Самое неприятное: ветер был теплый и мутный. Микроскопическая пыль из Сахары покрывала тонким слоем все движимое, недвижимое и невидимое на Мальтийском архипелаге. Забиралась в любимый бювар с египетскими папирусами, в постель, в самую душу. Даже боевой арсенал в подвале дома, исправно пополнявшийся Фомой, был покрыт желтой пыльцой.
– Протрите, что ли, – в сердцах говорил Волконский Фоме, проводя пальцем по стволу мортирки, притулившейся в дальнем углу.
– Бесполезно, ваше сия… – отвечал Фома. – Завтра опять наметет.
– Все равно смахните, – брезгливо настаивал Волконский.
В глубине души граф не любил оружия. Ни холодного, ни горячего, ни пищалей, ни фузей.
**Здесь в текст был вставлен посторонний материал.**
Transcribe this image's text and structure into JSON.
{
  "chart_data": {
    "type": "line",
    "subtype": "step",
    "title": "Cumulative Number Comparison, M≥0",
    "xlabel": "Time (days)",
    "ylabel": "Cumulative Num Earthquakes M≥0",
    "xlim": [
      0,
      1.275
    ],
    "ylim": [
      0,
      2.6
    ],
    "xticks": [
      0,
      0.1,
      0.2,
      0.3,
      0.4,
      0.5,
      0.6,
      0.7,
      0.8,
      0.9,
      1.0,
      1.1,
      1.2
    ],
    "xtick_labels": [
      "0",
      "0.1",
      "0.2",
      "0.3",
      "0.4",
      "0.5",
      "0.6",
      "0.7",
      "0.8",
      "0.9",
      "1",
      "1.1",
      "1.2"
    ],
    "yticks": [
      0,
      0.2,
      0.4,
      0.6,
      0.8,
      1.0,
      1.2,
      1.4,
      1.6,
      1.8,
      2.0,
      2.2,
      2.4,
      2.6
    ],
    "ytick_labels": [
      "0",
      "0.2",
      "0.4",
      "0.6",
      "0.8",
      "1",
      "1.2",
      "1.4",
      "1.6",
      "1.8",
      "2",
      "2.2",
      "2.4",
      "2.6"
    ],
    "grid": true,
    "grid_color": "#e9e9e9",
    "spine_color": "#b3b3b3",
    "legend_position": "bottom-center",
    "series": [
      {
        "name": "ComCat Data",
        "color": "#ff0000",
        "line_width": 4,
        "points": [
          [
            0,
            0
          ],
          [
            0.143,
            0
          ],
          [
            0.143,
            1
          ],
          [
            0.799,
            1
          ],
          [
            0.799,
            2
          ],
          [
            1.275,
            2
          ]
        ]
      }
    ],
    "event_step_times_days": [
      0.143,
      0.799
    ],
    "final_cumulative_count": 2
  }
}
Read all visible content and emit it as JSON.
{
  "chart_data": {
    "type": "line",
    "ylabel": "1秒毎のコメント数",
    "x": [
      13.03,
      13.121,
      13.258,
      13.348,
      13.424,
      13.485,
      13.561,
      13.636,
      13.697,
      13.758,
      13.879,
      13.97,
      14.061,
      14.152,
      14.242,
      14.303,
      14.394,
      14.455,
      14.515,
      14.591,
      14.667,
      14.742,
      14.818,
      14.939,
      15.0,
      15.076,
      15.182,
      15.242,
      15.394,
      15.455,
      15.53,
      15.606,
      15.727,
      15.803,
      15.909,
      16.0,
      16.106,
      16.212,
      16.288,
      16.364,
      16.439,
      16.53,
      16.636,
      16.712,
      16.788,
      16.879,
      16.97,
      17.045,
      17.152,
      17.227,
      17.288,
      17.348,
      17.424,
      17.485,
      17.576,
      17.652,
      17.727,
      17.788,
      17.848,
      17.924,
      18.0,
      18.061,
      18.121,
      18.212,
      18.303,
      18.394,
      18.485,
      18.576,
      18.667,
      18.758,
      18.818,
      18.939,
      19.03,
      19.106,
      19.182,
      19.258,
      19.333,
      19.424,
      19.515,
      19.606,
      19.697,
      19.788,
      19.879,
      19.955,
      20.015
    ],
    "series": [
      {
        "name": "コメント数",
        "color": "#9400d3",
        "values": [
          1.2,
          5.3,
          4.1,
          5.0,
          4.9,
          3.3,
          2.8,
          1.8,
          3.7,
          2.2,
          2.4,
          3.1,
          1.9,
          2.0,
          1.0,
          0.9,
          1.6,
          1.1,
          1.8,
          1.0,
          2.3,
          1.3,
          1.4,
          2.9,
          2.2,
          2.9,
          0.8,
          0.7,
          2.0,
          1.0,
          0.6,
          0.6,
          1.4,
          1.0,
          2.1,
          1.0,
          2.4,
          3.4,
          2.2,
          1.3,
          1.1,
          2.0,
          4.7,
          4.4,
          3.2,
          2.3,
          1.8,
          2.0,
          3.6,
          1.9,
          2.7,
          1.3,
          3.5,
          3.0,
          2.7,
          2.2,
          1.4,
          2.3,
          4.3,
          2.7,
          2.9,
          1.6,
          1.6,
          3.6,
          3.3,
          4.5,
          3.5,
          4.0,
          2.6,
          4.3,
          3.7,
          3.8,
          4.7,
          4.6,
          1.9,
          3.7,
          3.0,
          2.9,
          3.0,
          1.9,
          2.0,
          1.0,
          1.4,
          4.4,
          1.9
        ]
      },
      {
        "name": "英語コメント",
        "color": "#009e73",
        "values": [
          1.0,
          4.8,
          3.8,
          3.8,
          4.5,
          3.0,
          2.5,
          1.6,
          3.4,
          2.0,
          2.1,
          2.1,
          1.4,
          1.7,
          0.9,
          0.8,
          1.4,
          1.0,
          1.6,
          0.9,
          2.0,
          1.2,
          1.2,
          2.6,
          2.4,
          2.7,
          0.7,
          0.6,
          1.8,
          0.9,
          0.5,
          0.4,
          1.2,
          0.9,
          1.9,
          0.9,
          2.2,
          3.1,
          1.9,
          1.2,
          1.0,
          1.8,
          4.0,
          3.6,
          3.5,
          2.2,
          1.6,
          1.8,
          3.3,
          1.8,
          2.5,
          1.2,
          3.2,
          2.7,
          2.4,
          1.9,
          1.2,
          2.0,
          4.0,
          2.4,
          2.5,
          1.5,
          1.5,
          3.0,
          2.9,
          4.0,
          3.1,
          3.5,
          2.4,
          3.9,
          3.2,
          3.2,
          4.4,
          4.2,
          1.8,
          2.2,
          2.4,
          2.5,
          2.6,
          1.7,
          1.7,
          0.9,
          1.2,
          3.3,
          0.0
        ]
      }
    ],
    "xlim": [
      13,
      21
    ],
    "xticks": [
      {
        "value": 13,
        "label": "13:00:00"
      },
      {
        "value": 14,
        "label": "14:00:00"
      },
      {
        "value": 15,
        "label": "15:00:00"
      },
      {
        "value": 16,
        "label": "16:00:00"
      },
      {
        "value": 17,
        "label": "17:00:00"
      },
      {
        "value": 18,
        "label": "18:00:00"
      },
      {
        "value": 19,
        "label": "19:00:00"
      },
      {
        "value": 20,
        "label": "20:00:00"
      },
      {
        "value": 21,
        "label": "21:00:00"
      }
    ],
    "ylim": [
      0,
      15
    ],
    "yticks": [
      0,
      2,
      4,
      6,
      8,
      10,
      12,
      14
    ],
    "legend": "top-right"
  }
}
Особенно Дмитрий Михалыч не жаловал ятаганов. Но как раз ятаганами были переполнены все мальтийские лавочки средней руки. И Фома таскал их гремучими связками, а затем усердно чистил углем и страстно дышал на проблески стали.
Единственным видом оружия, достойным мужчины, граф признавал египетскую катапульту. Но приходилось мириться с размерами арсенала и техническим прогрессом.
Фома привозил оружие под видом провианта и, свалив в углу подвала очередную груду, говорил:
– Ваше сия… Нас здеся трое. Ну на хрена нам столько ятаганов?
– Приказ! – таинственно отвечал Волконский. – Чистите, Фома, чистите! В марте – трое, в апреле, глядишь, тридцать трое, а в мае…
– В мае тридцать один, ваше сия…- подсказывал Фома.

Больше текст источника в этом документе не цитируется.